More warnings about exposure are being reported all the time – for kids and everyone else by a variety of sourcesIn fact, cell phone manufacturers have also issued warnings to shareholdersnot customers – that they may eventually be held liable for the harm they have caused. 

Regardless, tech companies are still eagerly providing children with technology and encouraging and its use in and out of the classroom.
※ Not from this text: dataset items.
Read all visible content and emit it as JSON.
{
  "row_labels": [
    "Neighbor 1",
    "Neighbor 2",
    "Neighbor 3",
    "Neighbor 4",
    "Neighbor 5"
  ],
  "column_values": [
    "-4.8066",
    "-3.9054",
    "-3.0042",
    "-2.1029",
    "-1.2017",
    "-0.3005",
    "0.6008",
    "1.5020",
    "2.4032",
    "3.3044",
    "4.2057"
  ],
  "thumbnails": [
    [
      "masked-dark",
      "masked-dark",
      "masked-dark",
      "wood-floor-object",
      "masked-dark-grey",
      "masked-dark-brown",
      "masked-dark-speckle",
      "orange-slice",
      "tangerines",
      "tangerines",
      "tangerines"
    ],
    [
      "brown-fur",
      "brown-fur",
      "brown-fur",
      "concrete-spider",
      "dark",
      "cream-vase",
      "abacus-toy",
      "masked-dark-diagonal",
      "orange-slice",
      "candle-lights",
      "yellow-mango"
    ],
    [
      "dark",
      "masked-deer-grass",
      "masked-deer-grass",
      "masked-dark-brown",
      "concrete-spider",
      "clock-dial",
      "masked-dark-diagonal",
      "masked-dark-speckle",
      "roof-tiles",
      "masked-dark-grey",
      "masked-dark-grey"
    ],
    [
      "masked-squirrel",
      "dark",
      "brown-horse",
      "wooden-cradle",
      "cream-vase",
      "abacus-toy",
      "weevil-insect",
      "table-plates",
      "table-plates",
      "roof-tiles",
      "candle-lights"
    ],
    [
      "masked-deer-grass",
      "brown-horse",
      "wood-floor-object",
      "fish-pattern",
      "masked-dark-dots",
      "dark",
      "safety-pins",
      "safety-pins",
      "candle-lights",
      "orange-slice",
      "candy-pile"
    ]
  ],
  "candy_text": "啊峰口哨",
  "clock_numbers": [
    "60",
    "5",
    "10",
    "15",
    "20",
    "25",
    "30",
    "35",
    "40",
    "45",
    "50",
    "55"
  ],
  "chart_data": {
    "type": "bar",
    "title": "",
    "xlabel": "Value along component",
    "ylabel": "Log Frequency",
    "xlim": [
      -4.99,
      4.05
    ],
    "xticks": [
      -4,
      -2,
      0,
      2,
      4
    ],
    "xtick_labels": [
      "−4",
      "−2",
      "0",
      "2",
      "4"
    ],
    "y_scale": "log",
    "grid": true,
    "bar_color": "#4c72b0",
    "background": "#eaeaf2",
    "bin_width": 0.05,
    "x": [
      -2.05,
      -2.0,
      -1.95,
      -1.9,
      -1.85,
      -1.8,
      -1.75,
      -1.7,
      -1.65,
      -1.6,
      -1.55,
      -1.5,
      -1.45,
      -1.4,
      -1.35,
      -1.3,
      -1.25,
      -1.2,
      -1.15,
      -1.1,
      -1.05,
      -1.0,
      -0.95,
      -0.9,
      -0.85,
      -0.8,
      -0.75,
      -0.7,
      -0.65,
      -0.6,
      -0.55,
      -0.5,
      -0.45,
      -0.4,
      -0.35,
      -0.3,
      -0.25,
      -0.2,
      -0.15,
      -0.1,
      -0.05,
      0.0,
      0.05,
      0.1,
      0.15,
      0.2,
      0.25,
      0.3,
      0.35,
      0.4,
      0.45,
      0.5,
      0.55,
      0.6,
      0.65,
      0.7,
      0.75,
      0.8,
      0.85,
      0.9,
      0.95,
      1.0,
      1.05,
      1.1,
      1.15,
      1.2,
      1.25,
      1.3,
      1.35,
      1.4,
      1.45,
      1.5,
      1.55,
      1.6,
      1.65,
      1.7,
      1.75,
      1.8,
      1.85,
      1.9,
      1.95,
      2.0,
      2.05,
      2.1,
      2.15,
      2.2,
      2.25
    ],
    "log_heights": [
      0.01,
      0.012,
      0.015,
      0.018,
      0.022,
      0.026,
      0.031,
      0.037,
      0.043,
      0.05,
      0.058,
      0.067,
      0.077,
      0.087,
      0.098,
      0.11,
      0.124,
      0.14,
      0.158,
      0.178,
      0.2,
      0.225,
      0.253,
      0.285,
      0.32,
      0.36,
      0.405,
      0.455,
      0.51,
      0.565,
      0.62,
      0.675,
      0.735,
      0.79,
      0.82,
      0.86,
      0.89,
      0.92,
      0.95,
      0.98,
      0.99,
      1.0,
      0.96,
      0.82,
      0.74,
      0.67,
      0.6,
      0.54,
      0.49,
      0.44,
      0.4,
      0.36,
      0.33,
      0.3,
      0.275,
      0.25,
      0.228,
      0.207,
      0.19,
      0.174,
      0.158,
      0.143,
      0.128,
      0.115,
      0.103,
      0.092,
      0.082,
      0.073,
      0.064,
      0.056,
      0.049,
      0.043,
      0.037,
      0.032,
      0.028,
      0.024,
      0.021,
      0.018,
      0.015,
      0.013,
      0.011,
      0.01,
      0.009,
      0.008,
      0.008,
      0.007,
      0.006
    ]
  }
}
Of course, most kids and young people probably figure that all wireless products and infrastructure operate via magic.  Why wouldn’t they?  Marketing for technology is directed at all of us.  Sesame Street even has a character that is a “Smart Phone.”

Specific Absorption Rate (SAR) testing for digital and wireless devices was established in 1993.  It’s based on a model of the human head taken from a 6 feet 2 and 220 pound male military recruit.  It doesn’t protect from non-thermal effects caused by cumulative exposure over time.

In 2011, The World Health Organization classified all sources of cell phone and wireless WiFi radiation as a possible carcinogen in the same category as chloroform, engine exhaust, and led.  Many experts insist it should be classified as a Carcinogen.

Research has also confirmed that wireless radiation exposure can

  1. Worsen pre-existing conditions even when it didn’t cause them
  2. Disrupt the blood-brain barrier which can cause it to leak
  3. Cause a cumulative toxic effect when combined with other toxins
  4. Harm pets, nature, and wildlife

While well-meaning people continue raising money for research to cure cancer and other health issues, U.S. legislation written in 1996 protects everyone making money from making and marketing technology.

Even if you aren’t concerned about harm from exposure, your tax dollars are still being used for this $60B hoax which is producing the world’s future leaders, teachers, health care providers, etc.